The Experiential Point of Balance

In order to successfully overcome the above constraints, a careful analysis needs to be conducted on the interaction between environment and experience of a product or service.

Firstly, deduce as many socio-cultural, economic, and technological elements that may directly or indirectly influence a product or service. However, keep in mind that elements will differ based on whether you look at a specific product or service, or a general market that includes many products or services.

Secondly, accurately measure the current levels of experiences that a product or service provides to users. What is the level of sense of presence that a product or service provides in terms of sensual experience? What is the locus of causality in terms of judgmental experience? What is the level of relational cohesiveness that the product or service provides? These questions will be able to provide answers for measuring the levels of experience. It would be more efficient to define the extreme points of each dimension and then place the product or service between the extreme points.

Thirdly, compare a product or service in order to infer people’s preferences.

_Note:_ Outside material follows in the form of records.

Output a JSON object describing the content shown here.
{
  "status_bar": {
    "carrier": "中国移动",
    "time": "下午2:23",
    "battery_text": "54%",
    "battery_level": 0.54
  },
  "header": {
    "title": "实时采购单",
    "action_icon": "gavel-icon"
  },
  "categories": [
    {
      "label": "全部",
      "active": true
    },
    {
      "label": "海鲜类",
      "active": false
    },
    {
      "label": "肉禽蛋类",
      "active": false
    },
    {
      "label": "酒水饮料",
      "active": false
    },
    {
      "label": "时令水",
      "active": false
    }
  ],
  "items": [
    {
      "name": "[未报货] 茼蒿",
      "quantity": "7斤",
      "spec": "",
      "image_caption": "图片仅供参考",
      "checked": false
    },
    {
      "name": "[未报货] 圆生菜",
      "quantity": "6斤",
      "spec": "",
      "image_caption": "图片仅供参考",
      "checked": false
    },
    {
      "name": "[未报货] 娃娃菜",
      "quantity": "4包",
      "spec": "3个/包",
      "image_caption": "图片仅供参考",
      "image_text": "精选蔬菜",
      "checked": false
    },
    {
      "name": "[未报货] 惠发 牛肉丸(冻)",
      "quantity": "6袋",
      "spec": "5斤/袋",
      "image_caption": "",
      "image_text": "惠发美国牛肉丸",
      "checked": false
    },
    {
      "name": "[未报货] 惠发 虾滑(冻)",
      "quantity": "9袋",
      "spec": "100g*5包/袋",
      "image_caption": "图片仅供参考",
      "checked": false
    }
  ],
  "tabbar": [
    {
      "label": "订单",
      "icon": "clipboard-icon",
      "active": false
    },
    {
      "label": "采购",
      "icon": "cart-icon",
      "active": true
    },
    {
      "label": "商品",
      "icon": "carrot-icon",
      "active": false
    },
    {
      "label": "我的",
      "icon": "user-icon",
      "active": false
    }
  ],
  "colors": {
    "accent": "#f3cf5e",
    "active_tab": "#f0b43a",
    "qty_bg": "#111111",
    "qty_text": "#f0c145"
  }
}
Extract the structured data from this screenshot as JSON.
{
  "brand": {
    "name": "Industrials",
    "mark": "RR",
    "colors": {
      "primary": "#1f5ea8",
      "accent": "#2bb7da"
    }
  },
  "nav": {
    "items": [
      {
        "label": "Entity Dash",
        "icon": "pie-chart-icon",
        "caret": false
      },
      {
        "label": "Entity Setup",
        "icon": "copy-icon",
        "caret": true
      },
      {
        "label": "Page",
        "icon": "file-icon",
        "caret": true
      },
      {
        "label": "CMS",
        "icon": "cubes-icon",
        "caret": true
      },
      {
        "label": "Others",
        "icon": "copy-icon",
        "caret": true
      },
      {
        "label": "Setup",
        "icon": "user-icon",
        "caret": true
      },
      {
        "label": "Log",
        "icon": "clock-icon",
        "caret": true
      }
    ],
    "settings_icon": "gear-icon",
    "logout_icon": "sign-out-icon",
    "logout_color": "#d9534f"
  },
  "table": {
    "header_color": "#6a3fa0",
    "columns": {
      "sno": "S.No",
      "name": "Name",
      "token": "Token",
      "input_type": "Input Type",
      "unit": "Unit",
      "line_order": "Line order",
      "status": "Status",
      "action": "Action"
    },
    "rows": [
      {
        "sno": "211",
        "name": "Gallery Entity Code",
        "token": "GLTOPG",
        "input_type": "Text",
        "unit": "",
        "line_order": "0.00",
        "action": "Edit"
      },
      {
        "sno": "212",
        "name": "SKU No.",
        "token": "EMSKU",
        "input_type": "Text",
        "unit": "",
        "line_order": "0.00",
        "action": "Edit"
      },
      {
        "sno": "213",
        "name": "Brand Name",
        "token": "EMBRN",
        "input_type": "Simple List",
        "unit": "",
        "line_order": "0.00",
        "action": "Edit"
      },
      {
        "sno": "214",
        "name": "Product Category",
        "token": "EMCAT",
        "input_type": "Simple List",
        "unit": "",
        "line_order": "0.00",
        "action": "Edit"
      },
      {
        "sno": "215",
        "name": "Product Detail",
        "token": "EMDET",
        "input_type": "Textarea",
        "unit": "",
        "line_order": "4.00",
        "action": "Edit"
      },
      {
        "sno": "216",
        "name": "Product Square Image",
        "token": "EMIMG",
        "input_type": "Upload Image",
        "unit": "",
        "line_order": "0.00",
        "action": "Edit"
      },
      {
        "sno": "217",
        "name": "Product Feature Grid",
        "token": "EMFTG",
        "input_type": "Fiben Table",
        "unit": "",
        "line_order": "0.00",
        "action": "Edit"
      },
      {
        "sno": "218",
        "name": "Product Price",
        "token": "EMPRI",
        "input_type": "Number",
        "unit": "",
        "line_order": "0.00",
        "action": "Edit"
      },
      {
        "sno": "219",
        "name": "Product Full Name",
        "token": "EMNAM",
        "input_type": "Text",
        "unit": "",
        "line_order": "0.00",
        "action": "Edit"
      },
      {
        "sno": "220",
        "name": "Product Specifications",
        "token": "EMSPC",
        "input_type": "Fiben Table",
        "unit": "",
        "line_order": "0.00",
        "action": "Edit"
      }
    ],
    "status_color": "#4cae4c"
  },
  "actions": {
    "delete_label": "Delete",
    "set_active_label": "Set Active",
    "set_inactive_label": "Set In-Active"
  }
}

Do people want a higher, lower, or current level of sense of presence in terms of sensual experience? Do they want an internal, external, or current level of judgmental experience? Do they want stronger, weaker, or the same level of cohesiveness in terms of compositional experience?

Fourthly, analyze the effects of each environmental element on the three threads of experience. In the case of sensual experience, will the current environmental elements lead to a higher, lower, or similar level of sensual sense of presence? In terms of judgmental experience, will the current environmental elements lead to a more external, internal, or similar level of judgmental locus of causality? In the case of compositional experience, will the current environmental elements lead to a higher, lower, or similar level of relational cohesiveness?

Lastly, find a new point of balance for the product or service where people’s experiences and external environments meet.